What Does a Breadnut Look Like?

A breadnut is a round, green fruit with short, dull, regular spikes covering its skin. It's approximately the same size as a breadfruit, but it has a more oblong shape. Inside you'll find white nuts covered by brown shells, all surrounded by white pulp. The shells are only brown when the breadnut is ripe. The breadnut is a fig of the Moraceae family, and it contains very little flesh. 

A Little History 

Tropic Hispanic cultures have valued the breadnut as their main source of food throughout the ages. Not only is it edible and sustaining, but it attracts game from wild pigs to rodents that can be hunted to provide meat. Breadnuts grow abundantly in the warm, wet climates and they're easy to harvest and store.

The breadnut was originally native to New Guinea and the Philippines but is now grown as far away as West Africa as well as in South and Central America and the Caribbean. The seeds are still highly valued in some areas where women gather them to sell in village markets in order to provide income for their families. The breadnut is regarded as an Indian delicacy and is quite commonly used by Rastafarians.

Cooking With Breadnuts 

The flesh and seeds of the breadnut are often made into a curry and cooked with coconut milk. When the breadnut is green, it's treated like a vegetable. Immature breadnuts are often used in stews and soups.
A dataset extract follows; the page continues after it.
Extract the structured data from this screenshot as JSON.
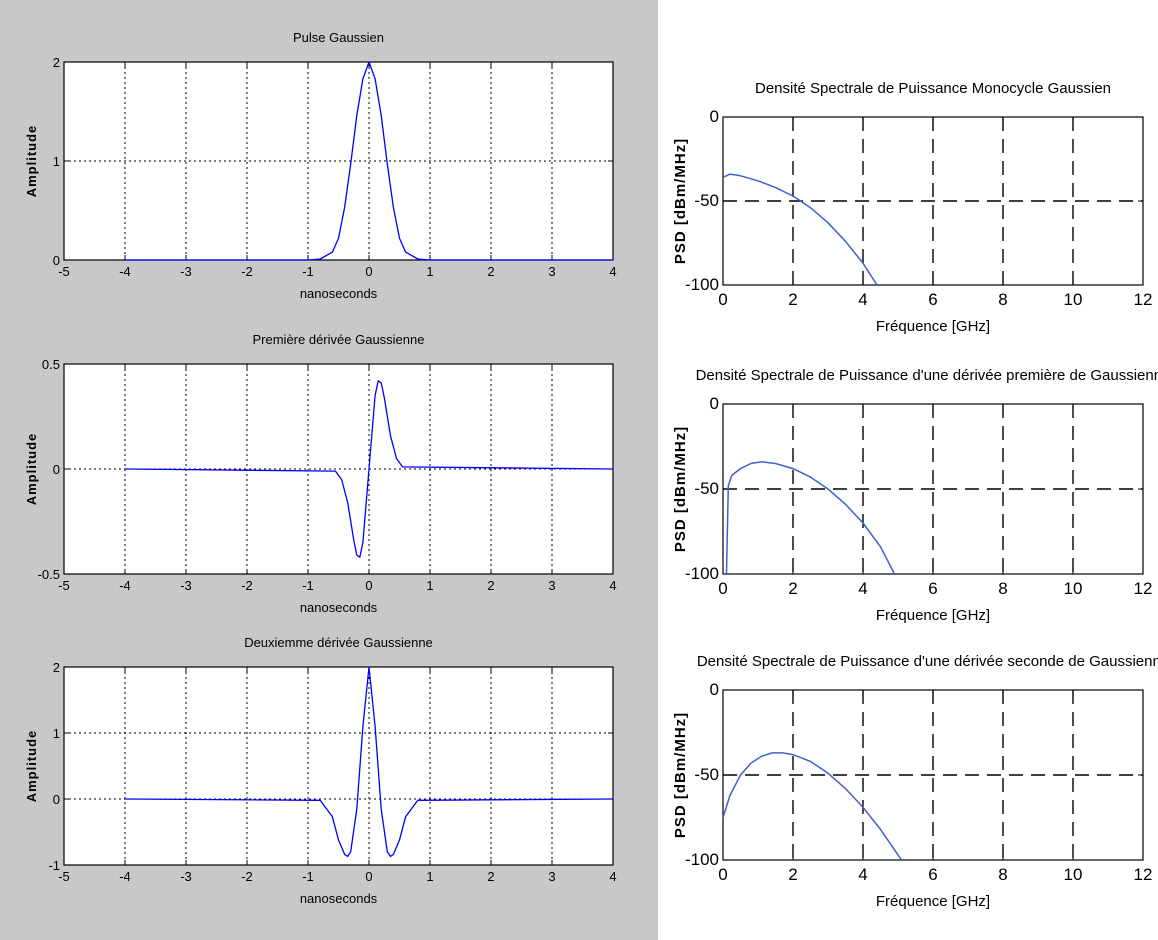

The white pulp is usually shredded like cabbage and braised, but the pulp isn't used when the breadnut is ripe. Only the seeds are used at this point, and they can number from a dozen to as many as 150 or so, depending on the size of the fruit. The seeds are boiled in salted water for a long period of time, or they may be roasted or steamed. Boiling them produces a consistency somewhere along the lines of mashed potatoes. When the seeds are roasted, they taste like coffee and chocolate—a nice combination, but the seeds also have a reputation for causing temporary digestive difficulties.